Roots

By Alvin Alexsi Currier

northern Greece

 

Years ago when I was a college Chaplain, a young girl eagerly sought me out at the end of the summer vacation. During the vacation she had traveled to Greece. Her grandparents had come from Greece. In the spring as she was planning the trip she had confided in me that she wanted to visit the village of her grandparents. Her parents discouraged her from traveling alone so far up into the remote mountains of northern Greece. She asked my advice. I encouraged her. After she returned this is the story she had to tell.

“After getting off the bus I spent most of the morning trudging up a dusty, winding, dirt road, past isolated farmhouses until in the blazing noonday sun the cluster of squat blindingly white buildings that made up the village appeared. I lost all my courage. I had to force myself to move. I couldn’t see a soul. I finally made it right into the midst of the buildings and only then did a young man about my age appear. In astonishment he studied me, my little backpack, and my western clothes. He addressed me with a blast of Greek. His eyes widened as he realized that I didn’t speak Greek. I pointed a finger at myself and announced the name of my grandparents. Again his eyes widened even further in astonishment. He repeated my grandparents name in a voice that sounded like a thunderclap. In a sudden flood of Greek, punctuated with the repeated mentions of my grandparents name, he indicated that I was to wait right there.

He ran away. I stood in the middle of the road in the middle of the village. Curious villagers began to appear, at a distance, but in a circle all around me. I could hear a murmur of conversation.     “I stood there and waited and waited. I was terrified. I wanted to cry. I wanted to faint but I couldn’t. Then, at the far end of the street, a dozen or so people appeared with the young man. I can’t describe them all but in the center was an old man in a wrinkled suit. He was obviously an important person. His face was weathered and his eyes were intense. He walked right up to me and the crowd folded in around me. He spoke in a commanding voice and from somewhere an English translation appeared.  

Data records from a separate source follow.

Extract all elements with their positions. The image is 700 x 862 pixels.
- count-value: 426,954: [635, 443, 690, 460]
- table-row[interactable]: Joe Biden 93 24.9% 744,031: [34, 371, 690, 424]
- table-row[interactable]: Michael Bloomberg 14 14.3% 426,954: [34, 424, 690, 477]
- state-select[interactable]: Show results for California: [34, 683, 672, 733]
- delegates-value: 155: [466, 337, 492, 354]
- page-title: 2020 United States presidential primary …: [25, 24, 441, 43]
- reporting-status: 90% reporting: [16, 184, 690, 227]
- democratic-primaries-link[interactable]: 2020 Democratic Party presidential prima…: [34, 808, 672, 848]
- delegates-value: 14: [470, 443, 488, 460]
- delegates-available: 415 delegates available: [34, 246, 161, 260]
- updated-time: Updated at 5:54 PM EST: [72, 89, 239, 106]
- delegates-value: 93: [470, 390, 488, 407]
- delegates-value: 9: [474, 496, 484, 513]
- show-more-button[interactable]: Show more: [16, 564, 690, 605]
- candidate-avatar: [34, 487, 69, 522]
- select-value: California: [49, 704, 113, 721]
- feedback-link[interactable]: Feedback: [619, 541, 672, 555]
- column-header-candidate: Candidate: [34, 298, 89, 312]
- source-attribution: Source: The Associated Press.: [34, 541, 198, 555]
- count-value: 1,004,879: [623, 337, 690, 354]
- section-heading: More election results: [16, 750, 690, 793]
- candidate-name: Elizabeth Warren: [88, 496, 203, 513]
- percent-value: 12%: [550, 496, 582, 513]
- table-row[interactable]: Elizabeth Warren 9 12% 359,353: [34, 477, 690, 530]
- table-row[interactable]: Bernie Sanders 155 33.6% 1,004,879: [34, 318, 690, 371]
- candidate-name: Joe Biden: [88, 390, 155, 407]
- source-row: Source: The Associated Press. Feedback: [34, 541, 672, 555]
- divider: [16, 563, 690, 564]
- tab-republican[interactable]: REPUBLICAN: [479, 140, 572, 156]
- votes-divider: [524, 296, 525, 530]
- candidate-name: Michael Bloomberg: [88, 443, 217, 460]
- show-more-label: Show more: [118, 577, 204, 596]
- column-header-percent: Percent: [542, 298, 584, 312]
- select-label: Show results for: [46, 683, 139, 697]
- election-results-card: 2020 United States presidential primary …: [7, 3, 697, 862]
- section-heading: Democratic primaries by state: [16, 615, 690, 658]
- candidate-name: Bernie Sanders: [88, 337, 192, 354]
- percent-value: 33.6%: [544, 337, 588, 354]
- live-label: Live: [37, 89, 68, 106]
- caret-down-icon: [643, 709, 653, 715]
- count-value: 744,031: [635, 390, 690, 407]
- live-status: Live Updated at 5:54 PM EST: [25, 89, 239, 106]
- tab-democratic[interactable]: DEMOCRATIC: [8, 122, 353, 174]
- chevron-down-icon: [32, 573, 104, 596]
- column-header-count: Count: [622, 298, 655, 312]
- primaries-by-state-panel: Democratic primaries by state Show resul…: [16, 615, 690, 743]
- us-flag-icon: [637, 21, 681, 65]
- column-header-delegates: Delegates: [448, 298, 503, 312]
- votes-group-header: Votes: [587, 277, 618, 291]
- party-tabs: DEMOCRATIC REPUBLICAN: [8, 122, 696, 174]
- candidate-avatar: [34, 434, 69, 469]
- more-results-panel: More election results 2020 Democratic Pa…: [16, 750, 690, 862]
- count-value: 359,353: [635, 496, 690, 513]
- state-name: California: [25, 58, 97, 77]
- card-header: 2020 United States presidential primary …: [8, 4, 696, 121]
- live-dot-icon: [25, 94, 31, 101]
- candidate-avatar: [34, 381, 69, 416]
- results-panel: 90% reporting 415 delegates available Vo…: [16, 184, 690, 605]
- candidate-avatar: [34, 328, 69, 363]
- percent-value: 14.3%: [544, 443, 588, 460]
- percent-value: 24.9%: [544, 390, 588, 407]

I showed him my passport and explained to the translator that my grandparents had come from this village. A great buzz of excitement passed through the crowd. He asked my grandfathers name and when I answered there were gasps. When he asked about my grandmother it was the same, but when he asked about my father and mother my answers were met with stony silence. Next the old man walked to within inches of my face, and spoke in short strong sentences of Greek that hit me in translation as follows.

“Your grandfather and your grandmother were born in this village.”

He took a long pause before saying deliberately and emphatically: “But they left this village and never came back.”

It seemed to me that he shouted the words: ’never came back.’

His flashing eyes stared at me as he continued.

“Your father was born to a father and to a mother that came from this village, but he never came back.”

Again he seemed to shout the last words: ‘never came back.’

Then everything happened all at once. He started to speak again. His voice was low and soft. I heard a murmur in the crowd. People started to cross themselves. Then a wailing began. I was terrified. Then I noticed that the old man’s eyes were filled with tears. The English translation drifted into my consciousness as he embraced me and kissed me on both cheeks.

“But you, my child, you have come back, you have come back, we are your family, this is your village, this is your home, you belong here, welcome, welcome, welcome home.”

The young woman ended her story with vivid vignettes of the days that followed as she experienced the village that would now be hers forever.